Thompson plays Vivian Bearing, a 48-year-old scholar of John Donne and other metaphysical poets. She gets the awful news from Christopher Lloyd (amiably remote, a tourist among these rioting cells, the smiling face of patriarchy ) who ordains an extreme experimental treatment.

She must then submit to Jonathon Woodward (equal parts anxiety and arrogance, complacency and thumbs), a callow young doctor for whom other people's cancer is a research opportunity.

Thompson's remarkable Vivian will proceed from austere courage to animal pain, losing her hair and almost her mind. In hospital, she is attended by Audra McDonald, a nurse but also an accomplice who gives her baby oil and orange Popsicles and listens to her bitter jokes.

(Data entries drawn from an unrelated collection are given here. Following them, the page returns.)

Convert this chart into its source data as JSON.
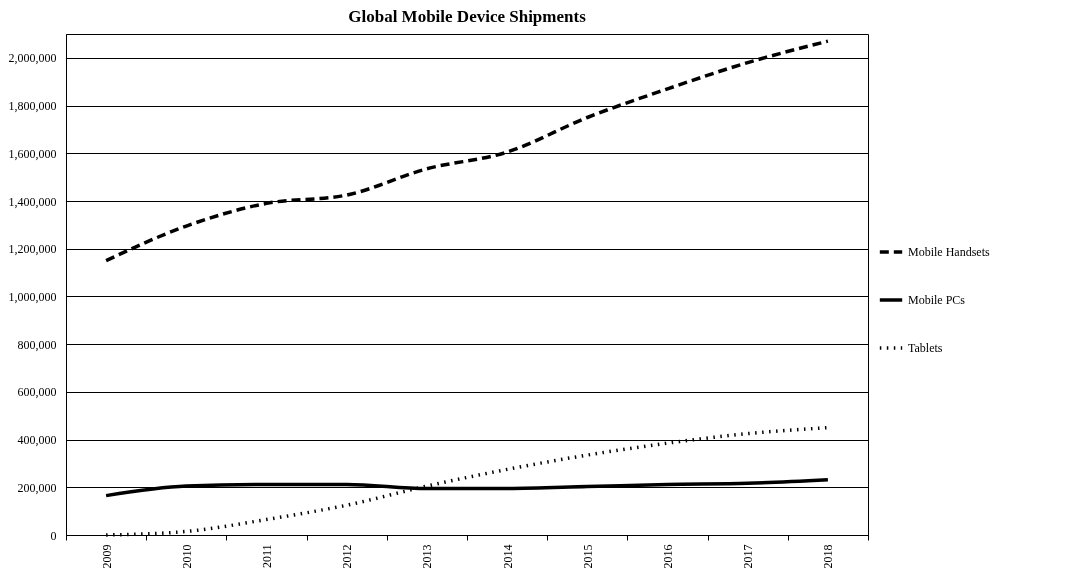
{
  "chart_data": {
    "type": "line",
    "title": "Global Mobile Device Shipments",
    "categories": [
      "2009",
      "2010",
      "2011",
      "2012",
      "2013",
      "2014",
      "2015",
      "2016",
      "2017",
      "2018"
    ],
    "series": [
      {
        "name": "Mobile Handsets",
        "color": "#000000",
        "line_style": "dashed",
        "values": [
          1150000,
          1295000,
          1390000,
          1425000,
          1535000,
          1605000,
          1750000,
          1870000,
          1980000,
          2070000
        ]
      },
      {
        "name": "Mobile PCs",
        "color": "#000000",
        "line_style": "solid",
        "values": [
          165000,
          205000,
          212000,
          212000,
          195000,
          195000,
          203000,
          212000,
          217000,
          232000
        ]
      },
      {
        "name": "Tablets",
        "color": "#000000",
        "line_style": "dotted",
        "values": [
          0,
          15000,
          65000,
          125000,
          205000,
          275000,
          335000,
          385000,
          425000,
          450000
        ]
      }
    ],
    "ylim": [
      0,
      2100000
    ],
    "yticks": [
      0,
      {
        "value": 200000,
        "label": "200,000"
      },
      {
        "value": 400000,
        "label": "400,000"
      },
      {
        "value": 600000,
        "label": "600,000"
      },
      {
        "value": 800000,
        "label": "800,000"
      },
      {
        "value": 1000000,
        "label": "1,000,000"
      },
      {
        "value": 1200000,
        "label": "1,200,000"
      },
      {
        "value": 1400000,
        "label": "1,400,000"
      },
      {
        "value": 1600000,
        "label": "1,600,000"
      },
      {
        "value": 1800000,
        "label": "1,800,000"
      },
      {
        "value": 2000000,
        "label": "2,000,000"
      }
    ],
    "grid": "y",
    "legend": "right",
    "marker": "none"
  }
}
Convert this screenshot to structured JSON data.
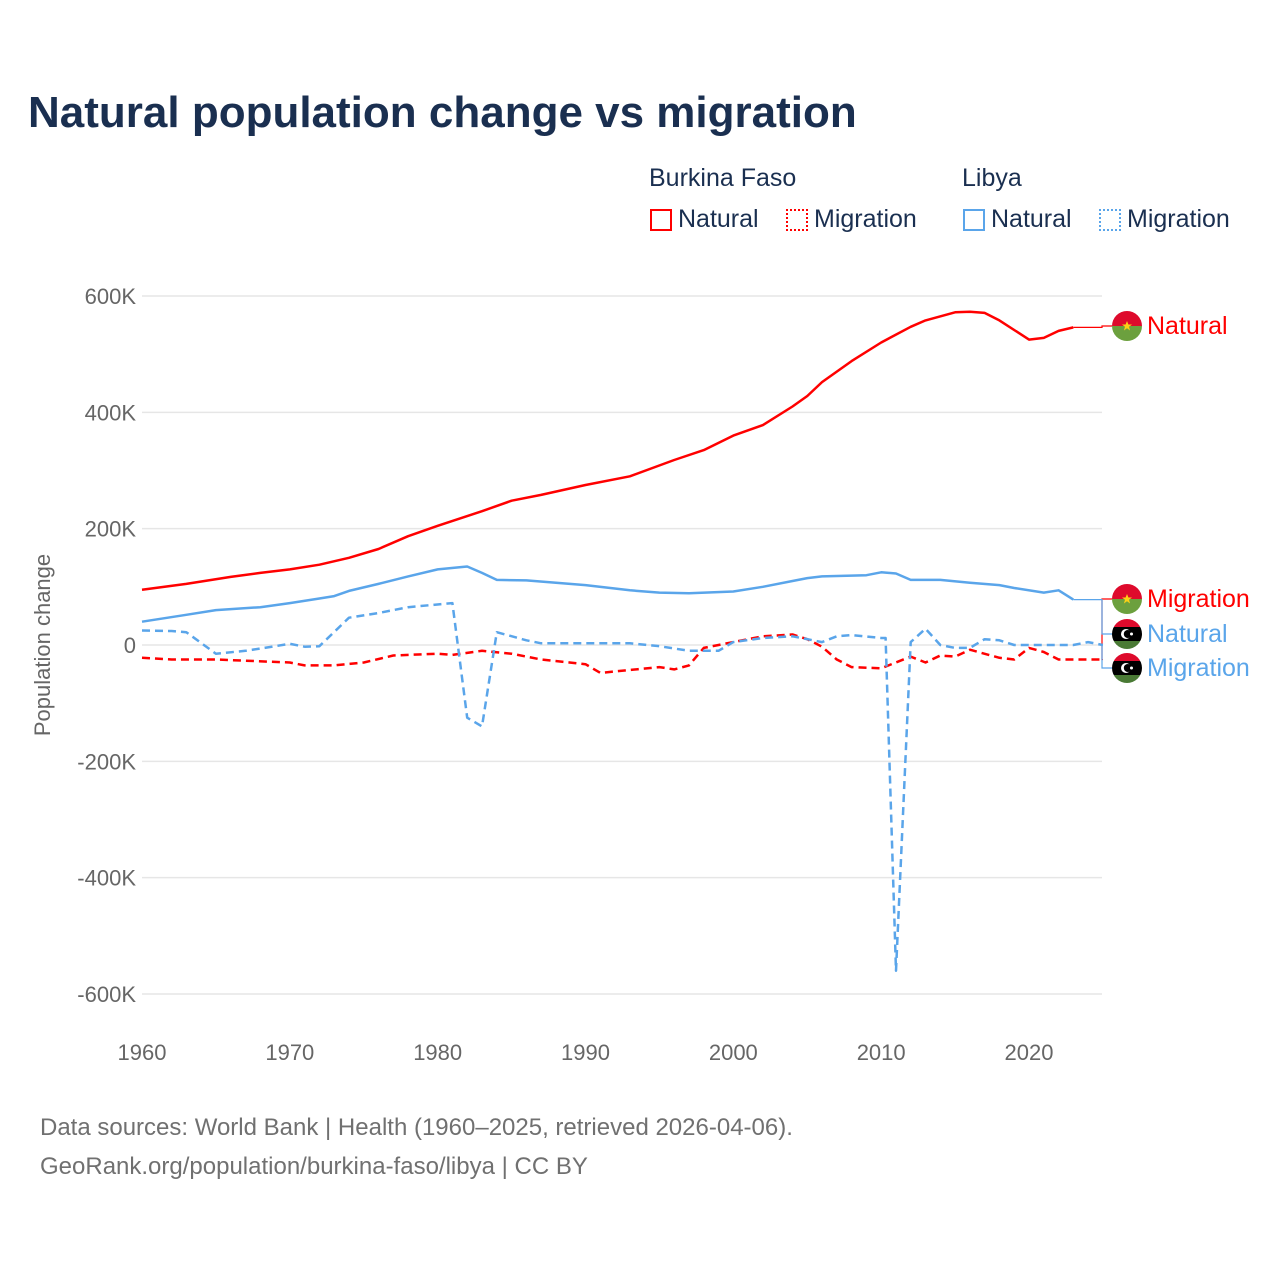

In flashbacks, Thompson revisits Eileen Atkins, her mentor in all things 17th century, a high-strung harp or bow, a bundle of octaves and arrows. And Harold Pinter, the father who encouraged her to read Beatrix Potter. And, of course, John Donne, seeking salvation in literary conceits.

But it sometimes seems that the only grace for Vivian, alone with her fierce intelligence, is an IV morphine drip. Until...well, language is full of miracles even if medicine isn't.

About this superb Wit, I feel a baffled gratitude. How can it be that dying is, at once, a comma, an anguish, and an exultation?